BREAKING Thousands of minks to be culled in Laois and elsewhere due to Covid-19 risk

Conor Ganly


Conor Ganly



Mink fur farm in Vicarstown Co Laois

An order has been issued for thousands of mink to be culled at fur farms in Laois, Donegal and Kerry due to the risk of Covid-19.

While no samples have come back positive and no human infections have been revealed, the Department of Agriculture has issued a statement which follows similar decisions in Denmark and other countries which has seen millions of the animals destroyed.

"The Department of Agriculture, Food and the Marine has been working closely with the public health authorities as well as with the operators of mink farms in Ireland to address any potential risks arising as a result of Covid-19. 

"Mink farmers continue to operate in full compliance with all legislative and animal welfare requirements and have co-operated fully with these efforts. Testing of the mink herd in Ireland detected no positive results to Covid-19 to date.

"The Department of Health has indicated that the continued farming of mink represents an ongoing risk of additional mink-adapted SARS-CoV-2 variants emerging and, therefore, it has recommended that farmed mink in Ireland should be culled to minimise or eliminate this risk. 

"The Department of Agriculture continues to engage with the mink farmers to consider the next steps," it said.

Just last Tuesday, the Department updated the Leinster Express on the outcome of testing which followed the outbreak of a mutated form of the diseases in Denmark. 

"DAFM collected samples from mink on each of the mink farms as part of an enhanced surveillance programme for SARS-CoV-2. There was no suspicion of disease on any of the holdings. The results of these samples were negative for the virus. Like all surveillance programmes, the issue will be kept under constant review," said the statement.

The Department declined to say how many samples were taken. It said human testing was a matter for the HSE but it has declined to release information about any outbreaks connected to mink farms.

The number of animals facing death was not revealed but the Department of Agriculture said in 2019 that the three farms in operation are seen as large farms producing approximately 110,000 pelts per annum. 

The drastic measures were taken in other countries because of fears of the potential impact of a mutated strain on human vaccines.

There are three mink farms operating in Ireland. The Vasa Ltd Fur Farm is located in Co. Laois and has operated since the 1960s. The others operate in Donegal and Kerry. They have so far not commented.

When testing was ordered at the end of the first week of November the Department said it has had ongoing engagement with the mink farms since early summer.

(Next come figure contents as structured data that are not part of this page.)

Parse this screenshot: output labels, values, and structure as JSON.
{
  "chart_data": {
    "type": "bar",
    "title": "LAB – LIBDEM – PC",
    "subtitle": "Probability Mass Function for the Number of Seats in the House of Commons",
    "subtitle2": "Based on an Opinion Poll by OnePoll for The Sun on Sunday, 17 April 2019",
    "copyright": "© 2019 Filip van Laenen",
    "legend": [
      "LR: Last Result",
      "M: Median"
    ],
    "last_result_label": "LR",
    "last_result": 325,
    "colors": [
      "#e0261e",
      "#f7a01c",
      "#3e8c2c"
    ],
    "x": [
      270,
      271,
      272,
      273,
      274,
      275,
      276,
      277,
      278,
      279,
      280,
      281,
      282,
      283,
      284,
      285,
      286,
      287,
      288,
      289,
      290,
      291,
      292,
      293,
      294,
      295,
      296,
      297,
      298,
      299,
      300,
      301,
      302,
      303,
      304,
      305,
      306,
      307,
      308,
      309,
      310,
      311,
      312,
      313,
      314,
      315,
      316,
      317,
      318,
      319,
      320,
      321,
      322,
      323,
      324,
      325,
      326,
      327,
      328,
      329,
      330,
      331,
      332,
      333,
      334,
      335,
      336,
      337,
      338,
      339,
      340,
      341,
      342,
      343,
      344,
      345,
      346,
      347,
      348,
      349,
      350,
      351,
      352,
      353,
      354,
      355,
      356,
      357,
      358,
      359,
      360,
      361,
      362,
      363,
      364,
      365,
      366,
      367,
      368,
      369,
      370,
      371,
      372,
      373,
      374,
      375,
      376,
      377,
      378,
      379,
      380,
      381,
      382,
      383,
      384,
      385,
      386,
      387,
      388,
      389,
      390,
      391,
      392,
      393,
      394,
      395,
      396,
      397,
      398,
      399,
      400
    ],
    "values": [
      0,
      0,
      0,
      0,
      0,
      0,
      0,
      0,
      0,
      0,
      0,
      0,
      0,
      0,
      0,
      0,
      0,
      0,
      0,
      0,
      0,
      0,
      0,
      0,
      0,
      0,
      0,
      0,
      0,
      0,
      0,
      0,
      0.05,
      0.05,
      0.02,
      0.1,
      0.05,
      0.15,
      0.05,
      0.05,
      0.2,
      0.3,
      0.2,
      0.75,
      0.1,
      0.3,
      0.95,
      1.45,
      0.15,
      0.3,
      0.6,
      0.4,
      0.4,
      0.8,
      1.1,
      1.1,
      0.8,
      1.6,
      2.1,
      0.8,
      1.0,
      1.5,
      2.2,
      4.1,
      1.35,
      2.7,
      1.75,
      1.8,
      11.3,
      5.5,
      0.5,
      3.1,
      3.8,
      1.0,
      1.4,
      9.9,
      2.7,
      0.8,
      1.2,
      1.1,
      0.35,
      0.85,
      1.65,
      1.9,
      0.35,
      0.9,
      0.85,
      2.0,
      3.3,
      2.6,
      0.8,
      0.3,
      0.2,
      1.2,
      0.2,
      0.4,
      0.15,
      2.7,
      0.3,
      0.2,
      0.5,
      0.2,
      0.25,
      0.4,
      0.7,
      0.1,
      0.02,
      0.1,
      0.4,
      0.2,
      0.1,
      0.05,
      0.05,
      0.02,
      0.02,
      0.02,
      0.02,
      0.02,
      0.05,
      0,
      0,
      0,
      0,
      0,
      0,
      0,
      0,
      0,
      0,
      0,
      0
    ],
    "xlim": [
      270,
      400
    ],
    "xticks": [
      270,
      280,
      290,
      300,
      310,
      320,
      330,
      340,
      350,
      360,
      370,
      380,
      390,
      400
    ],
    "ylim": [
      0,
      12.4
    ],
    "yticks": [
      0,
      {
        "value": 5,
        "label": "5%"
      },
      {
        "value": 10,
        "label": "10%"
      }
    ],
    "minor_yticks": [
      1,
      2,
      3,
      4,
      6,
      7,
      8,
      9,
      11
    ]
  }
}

The Department said has written to mink farms in Ireland, on a number of occasions this year, and continue to engage with them to provide information on SARS-CoV-2 infection in mink and to advise on the implementation of biosecurity measures to prevent their mink being exposed to the virus.

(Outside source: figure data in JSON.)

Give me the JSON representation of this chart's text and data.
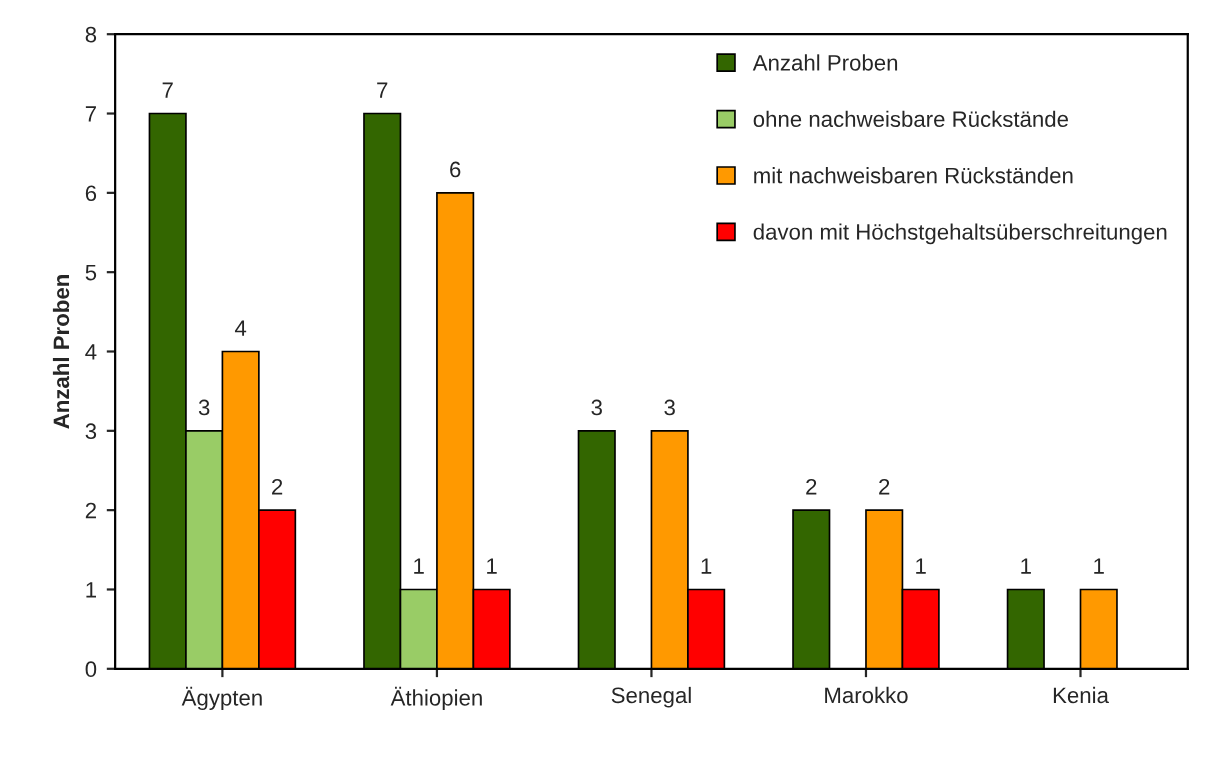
{
  "chart_data": {
    "type": "bar",
    "ylabel": "Anzahl Proben",
    "categories": [
      "Ägypten",
      "Äthiopien",
      "Senegal",
      "Marokko",
      "Kenia"
    ],
    "series": [
      {
        "name": "Anzahl Proben",
        "color": "#336600",
        "values": [
          7,
          7,
          3,
          2,
          1
        ]
      },
      {
        "name": "ohne nachweisbare Rückstände",
        "color": "#99cc66",
        "values": [
          3,
          1,
          null,
          null,
          null
        ]
      },
      {
        "name": "mit nachweisbaren Rückständen",
        "color": "#ff9900",
        "values": [
          4,
          6,
          3,
          2,
          1
        ]
      },
      {
        "name": "davon mit Höchstgehaltsüberschreitungen",
        "color": "#ff0000",
        "values": [
          2,
          1,
          1,
          1,
          null
        ]
      }
    ],
    "ylim": [
      0,
      8
    ],
    "yticks": [
      0,
      1,
      2,
      3,
      4,
      5,
      6,
      7,
      8
    ],
    "grid": false,
    "legend": "top right",
    "data_labels": true
  }
}
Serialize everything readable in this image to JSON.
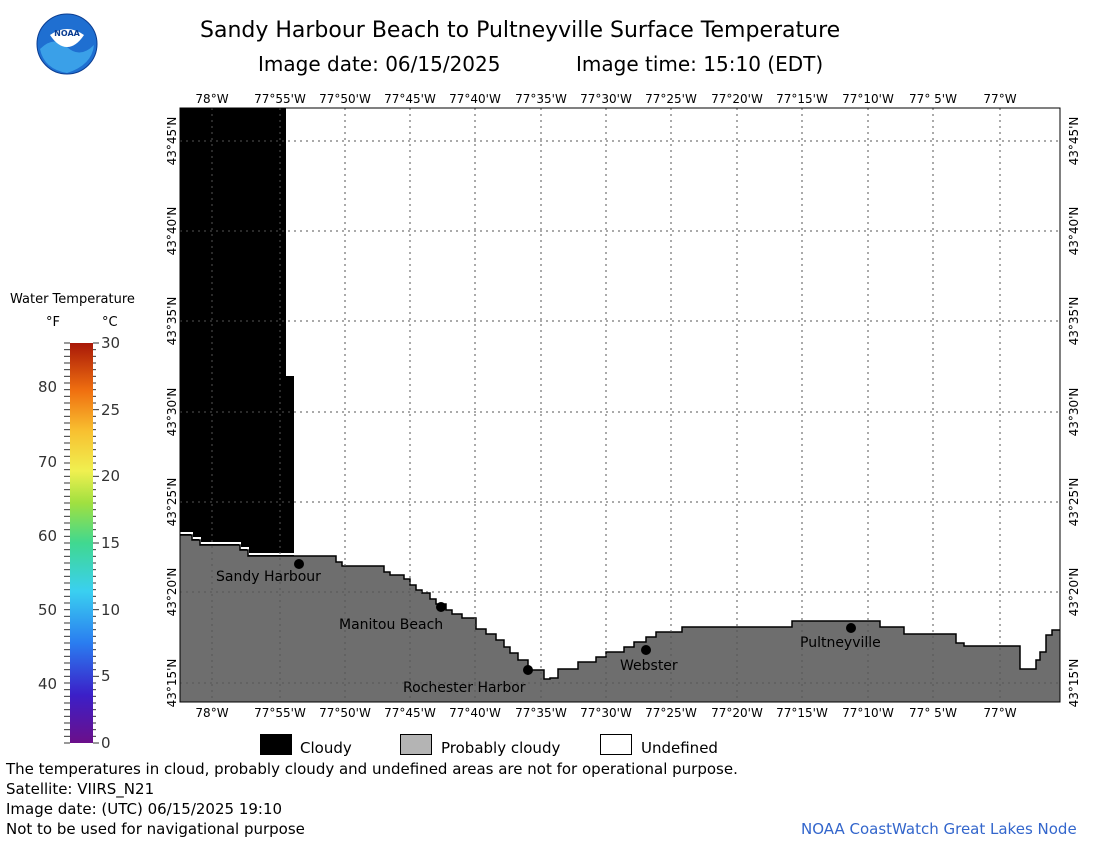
{
  "header": {
    "title": "Sandy Harbour Beach to Pultneyville Surface Temperature",
    "image_date": "Image date: 06/15/2025",
    "image_time": "Image time: 15:10 (EDT)",
    "logo_text": "NOAA"
  },
  "legend": {
    "title": "Water Temperature",
    "unit_f": "°F",
    "unit_c": "°C",
    "f_ticks": [
      "80",
      "70",
      "60",
      "50",
      "40"
    ],
    "c_ticks": [
      "30",
      "25",
      "20",
      "15",
      "10",
      "5",
      "0"
    ],
    "c_range": [
      0,
      30
    ]
  },
  "map": {
    "lon_labels": [
      "78°W",
      "77°55'W",
      "77°50'W",
      "77°45'W",
      "77°40'W",
      "77°35'W",
      "77°30'W",
      "77°25'W",
      "77°20'W",
      "77°15'W",
      "77°10'W",
      "77° 5'W",
      "77°W"
    ],
    "lat_labels": [
      "43°45'N",
      "43°40'N",
      "43°35'N",
      "43°30'N",
      "43°25'N",
      "43°20'N",
      "43°15'N"
    ],
    "places": [
      {
        "name": "Sandy Harbour"
      },
      {
        "name": "Manitou Beach"
      },
      {
        "name": "Rochester Harbor"
      },
      {
        "name": "Webster"
      },
      {
        "name": "Pultneyville"
      }
    ],
    "colors": {
      "cloud": "#000000",
      "land": "#6e6e6e",
      "grid": "#555555"
    }
  },
  "key": [
    {
      "label": "Cloudy",
      "color": "#000000"
    },
    {
      "label": "Probably cloudy",
      "color": "#b4b4b4"
    },
    {
      "label": "Undefined",
      "color": "#ffffff"
    }
  ],
  "notes": {
    "disclaimer": "The temperatures in cloud, probably cloudy and undefined areas are not for operational purpose.",
    "satellite": "Satellite: VIIRS_N21",
    "utc_date": "Image date: (UTC) 06/15/2025  19:10",
    "nav": "Not to be used for navigational purpose",
    "credit": "NOAA CoastWatch Great Lakes Node"
  }
}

It said the advice also includes strict adherence to the HSE public health guidelines on COVID 19.

The Department added that no mink have been imported into Ireland during 2020.

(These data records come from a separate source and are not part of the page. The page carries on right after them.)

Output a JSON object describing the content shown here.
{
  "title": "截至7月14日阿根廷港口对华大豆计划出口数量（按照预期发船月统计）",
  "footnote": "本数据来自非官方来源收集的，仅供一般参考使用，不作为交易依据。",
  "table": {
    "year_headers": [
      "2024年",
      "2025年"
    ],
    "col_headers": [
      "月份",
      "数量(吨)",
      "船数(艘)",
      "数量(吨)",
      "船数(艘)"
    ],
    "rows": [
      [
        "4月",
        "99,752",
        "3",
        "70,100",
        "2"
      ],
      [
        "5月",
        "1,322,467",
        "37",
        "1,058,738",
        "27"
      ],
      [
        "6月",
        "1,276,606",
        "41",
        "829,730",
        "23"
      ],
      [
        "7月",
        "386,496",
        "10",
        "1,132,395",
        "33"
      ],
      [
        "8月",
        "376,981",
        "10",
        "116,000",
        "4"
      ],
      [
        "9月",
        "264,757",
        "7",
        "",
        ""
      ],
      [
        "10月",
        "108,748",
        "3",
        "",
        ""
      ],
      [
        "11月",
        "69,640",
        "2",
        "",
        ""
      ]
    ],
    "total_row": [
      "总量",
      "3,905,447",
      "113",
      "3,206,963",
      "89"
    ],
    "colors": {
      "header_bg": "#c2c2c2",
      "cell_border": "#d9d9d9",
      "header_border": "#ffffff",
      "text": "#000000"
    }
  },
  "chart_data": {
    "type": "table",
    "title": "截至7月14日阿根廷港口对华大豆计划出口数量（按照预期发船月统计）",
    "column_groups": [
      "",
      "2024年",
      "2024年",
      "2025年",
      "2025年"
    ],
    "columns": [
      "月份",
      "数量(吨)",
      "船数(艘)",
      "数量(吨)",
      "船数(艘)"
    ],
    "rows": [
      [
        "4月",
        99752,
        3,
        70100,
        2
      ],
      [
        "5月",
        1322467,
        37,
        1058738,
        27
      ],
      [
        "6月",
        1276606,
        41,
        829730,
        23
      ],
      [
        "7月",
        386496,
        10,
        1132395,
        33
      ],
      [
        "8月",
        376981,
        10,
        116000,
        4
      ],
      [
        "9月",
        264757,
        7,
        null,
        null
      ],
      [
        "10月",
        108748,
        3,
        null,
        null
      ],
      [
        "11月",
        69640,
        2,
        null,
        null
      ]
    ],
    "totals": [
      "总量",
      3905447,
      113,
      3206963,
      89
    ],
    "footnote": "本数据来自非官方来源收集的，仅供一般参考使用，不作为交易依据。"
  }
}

The agriculture department says a collaborative One Health approach to disease management which is implemented by the Food and Agriculture Organisation of the United Nations (FAO), the World Health Organisation (WHO) and the World Organisation for Animal Health (OIE) is an integral part of its strategy to deal with new and emerging diseases with zoonotic potential.

The Department says it also has engaged with the European Commission and is working closely with the Public Health Authorities, including the Health Protection Surveillance Centre and the HSE monitoring national and international developments in relation to SARS-CoV-2 virus.

The Department added that it has produced awareness material in relation to COVID-19 for animal owners, including a Frequently Asked Question Document which includes advice for example in situations where an animal requires care or exercise in a household where someone has COVID-19 or is restricting their movement or self-isolating in line with HSE advice.

It said this is available to view along with specific protocols for livestock farmers regarding TB testing and the prevention of the spread of COVID-19 on the dedicated COVID hub of the Department website.

Denmark, the United States, Italy, the Netherlands, Spain and Sweden have reported new coronavirus cases linked to mink farms according to the World Health Organization.

The Irish Government pledged in June 2019 to ban new fur farms and phase out existing operations. The commitment is also contained in the new programme for Government agreed between the Green Party, Fianna Fáil and Fine Gael. The legislation is being drafted according to the Department of Agriculture.

The fur farms have not issued any statements to date.